The band of hacktivists – who support Syrian President Bashar al-Assad – have been gaining notoriety for hacking and defacing major media websites and social media accounts. In fact, in August the group made it to the FBI's wanted list.
The collective has become well known in cyber circles for accessing portals by obtaining valid credentials through the use of spear phishing – a phishing attack variation that targets specific individuals.
During one initially confusing late afternoon in August, the SEA took credit for hijacking and modifying websites belonging to The New York Times, Twitter and the Huffington Post U.K., hastily leading several experts to reconsider the attack methods used by the hacktivists.
The reconsideration was short-lived, however. Some observers, such as HD Moore, chief research officer at vulnerability management company Rapid7 and chief architect of the Metasploit Framework, quickly saw the common thread tying together the affected websites: Melbourne IT, an Australian domain name registrar.

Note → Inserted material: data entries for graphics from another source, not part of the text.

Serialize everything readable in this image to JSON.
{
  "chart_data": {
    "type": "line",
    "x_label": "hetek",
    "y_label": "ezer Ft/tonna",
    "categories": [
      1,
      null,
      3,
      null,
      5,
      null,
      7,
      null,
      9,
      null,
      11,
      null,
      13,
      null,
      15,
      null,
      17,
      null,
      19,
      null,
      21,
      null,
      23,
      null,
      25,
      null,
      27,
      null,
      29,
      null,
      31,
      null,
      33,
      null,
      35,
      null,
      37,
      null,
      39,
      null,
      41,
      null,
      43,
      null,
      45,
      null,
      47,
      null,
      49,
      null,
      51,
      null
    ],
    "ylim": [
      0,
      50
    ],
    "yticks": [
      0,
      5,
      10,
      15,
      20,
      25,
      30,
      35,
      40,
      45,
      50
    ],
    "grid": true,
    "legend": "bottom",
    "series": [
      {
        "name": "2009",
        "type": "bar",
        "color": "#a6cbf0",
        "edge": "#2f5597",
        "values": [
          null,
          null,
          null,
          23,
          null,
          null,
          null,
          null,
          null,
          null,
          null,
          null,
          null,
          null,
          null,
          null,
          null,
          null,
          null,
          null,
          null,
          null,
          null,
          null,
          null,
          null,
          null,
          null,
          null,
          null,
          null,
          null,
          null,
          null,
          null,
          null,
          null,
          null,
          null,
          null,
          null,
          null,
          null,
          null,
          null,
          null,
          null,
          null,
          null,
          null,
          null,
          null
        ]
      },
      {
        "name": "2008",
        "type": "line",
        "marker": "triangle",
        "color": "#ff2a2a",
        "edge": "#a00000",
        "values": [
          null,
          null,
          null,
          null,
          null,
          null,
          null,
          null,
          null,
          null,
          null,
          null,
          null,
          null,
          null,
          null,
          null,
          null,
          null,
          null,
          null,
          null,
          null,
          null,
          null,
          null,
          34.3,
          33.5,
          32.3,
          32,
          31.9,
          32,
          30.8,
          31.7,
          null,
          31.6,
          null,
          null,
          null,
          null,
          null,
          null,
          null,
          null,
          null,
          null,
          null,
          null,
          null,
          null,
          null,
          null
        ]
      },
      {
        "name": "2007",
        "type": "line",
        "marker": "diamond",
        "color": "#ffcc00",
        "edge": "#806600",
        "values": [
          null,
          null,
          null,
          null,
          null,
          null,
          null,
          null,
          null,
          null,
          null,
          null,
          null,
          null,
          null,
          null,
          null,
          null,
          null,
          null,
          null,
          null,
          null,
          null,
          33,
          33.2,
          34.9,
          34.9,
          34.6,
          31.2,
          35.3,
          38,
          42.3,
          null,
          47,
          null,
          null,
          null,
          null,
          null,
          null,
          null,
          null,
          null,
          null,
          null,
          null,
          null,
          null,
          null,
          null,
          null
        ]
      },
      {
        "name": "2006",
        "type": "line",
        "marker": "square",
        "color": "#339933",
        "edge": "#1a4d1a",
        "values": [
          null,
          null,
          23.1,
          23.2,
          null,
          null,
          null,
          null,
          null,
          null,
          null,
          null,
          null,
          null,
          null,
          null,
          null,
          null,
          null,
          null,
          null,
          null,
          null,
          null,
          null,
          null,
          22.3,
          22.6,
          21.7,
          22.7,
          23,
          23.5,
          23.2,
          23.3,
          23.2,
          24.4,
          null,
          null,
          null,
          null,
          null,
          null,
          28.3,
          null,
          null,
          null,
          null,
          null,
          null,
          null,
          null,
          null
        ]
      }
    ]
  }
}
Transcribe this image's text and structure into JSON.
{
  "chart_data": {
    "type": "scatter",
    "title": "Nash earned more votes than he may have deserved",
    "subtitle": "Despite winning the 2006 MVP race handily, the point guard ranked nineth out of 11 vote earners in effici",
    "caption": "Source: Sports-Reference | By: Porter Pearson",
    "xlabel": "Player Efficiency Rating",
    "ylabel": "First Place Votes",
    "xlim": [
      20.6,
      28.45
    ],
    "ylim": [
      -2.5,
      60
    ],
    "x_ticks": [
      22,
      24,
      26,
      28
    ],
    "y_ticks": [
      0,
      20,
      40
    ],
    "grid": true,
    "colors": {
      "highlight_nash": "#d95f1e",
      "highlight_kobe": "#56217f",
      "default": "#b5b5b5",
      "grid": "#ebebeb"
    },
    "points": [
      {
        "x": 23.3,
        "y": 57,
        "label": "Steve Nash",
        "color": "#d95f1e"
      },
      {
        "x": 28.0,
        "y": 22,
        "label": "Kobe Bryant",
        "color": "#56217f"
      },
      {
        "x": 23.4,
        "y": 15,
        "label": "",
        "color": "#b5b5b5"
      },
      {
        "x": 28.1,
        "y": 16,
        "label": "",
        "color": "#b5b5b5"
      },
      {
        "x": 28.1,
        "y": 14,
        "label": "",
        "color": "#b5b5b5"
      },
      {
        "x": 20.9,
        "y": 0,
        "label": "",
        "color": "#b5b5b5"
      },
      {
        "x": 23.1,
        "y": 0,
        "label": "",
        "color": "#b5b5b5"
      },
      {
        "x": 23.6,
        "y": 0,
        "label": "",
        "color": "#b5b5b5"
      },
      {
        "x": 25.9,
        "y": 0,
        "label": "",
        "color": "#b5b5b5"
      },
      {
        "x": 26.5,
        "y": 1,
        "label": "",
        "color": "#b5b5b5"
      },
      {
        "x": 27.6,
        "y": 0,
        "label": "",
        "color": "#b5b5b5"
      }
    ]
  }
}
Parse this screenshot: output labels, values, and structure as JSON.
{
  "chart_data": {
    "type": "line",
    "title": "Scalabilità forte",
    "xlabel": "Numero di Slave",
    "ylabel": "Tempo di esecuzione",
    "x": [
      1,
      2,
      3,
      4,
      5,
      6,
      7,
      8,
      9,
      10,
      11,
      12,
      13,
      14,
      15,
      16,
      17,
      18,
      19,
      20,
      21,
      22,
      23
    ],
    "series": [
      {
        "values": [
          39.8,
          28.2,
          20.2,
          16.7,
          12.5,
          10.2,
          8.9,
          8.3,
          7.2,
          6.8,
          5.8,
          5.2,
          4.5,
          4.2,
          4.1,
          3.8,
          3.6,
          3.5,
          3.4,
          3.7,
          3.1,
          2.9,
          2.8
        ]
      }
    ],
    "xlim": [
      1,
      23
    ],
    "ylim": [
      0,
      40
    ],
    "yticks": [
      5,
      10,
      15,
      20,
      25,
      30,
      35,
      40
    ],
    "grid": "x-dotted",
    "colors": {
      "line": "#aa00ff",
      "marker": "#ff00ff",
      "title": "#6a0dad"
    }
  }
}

Moore also saw the missing thread that allowed the websites to be affected: registry locks, or a lack thereof.
A registry lock is a status code applied to a web domain name that is designed to prevent incidental or unauthorized changes – including modifications, transfers or deletion of domain names and alterations to domain contacts details – without first authenticating to the top-level domain operator.
Registry locks are what protected Twitter.com during the attack, but not its image-hosting server, twimg.com, which did not have the added protection – thus explaining why images on Twitter were not displaying properly throughout the incident.
Bruce Tonkin, chief technology officer with Melbourne IT, confirmed the SEA was able to access the compromised websites after an employee at the firm responded to a “surprising” and “authentic looking” spear phishing email.
Following the incident, Tonkin confirmed that dozens of domains registered with his company had put locks in place – including AOL, Starbucks, Cosmopolitan, Toshiba and Barnes & Noble – but added that more need to add the security feature in order for it to become an industry standard.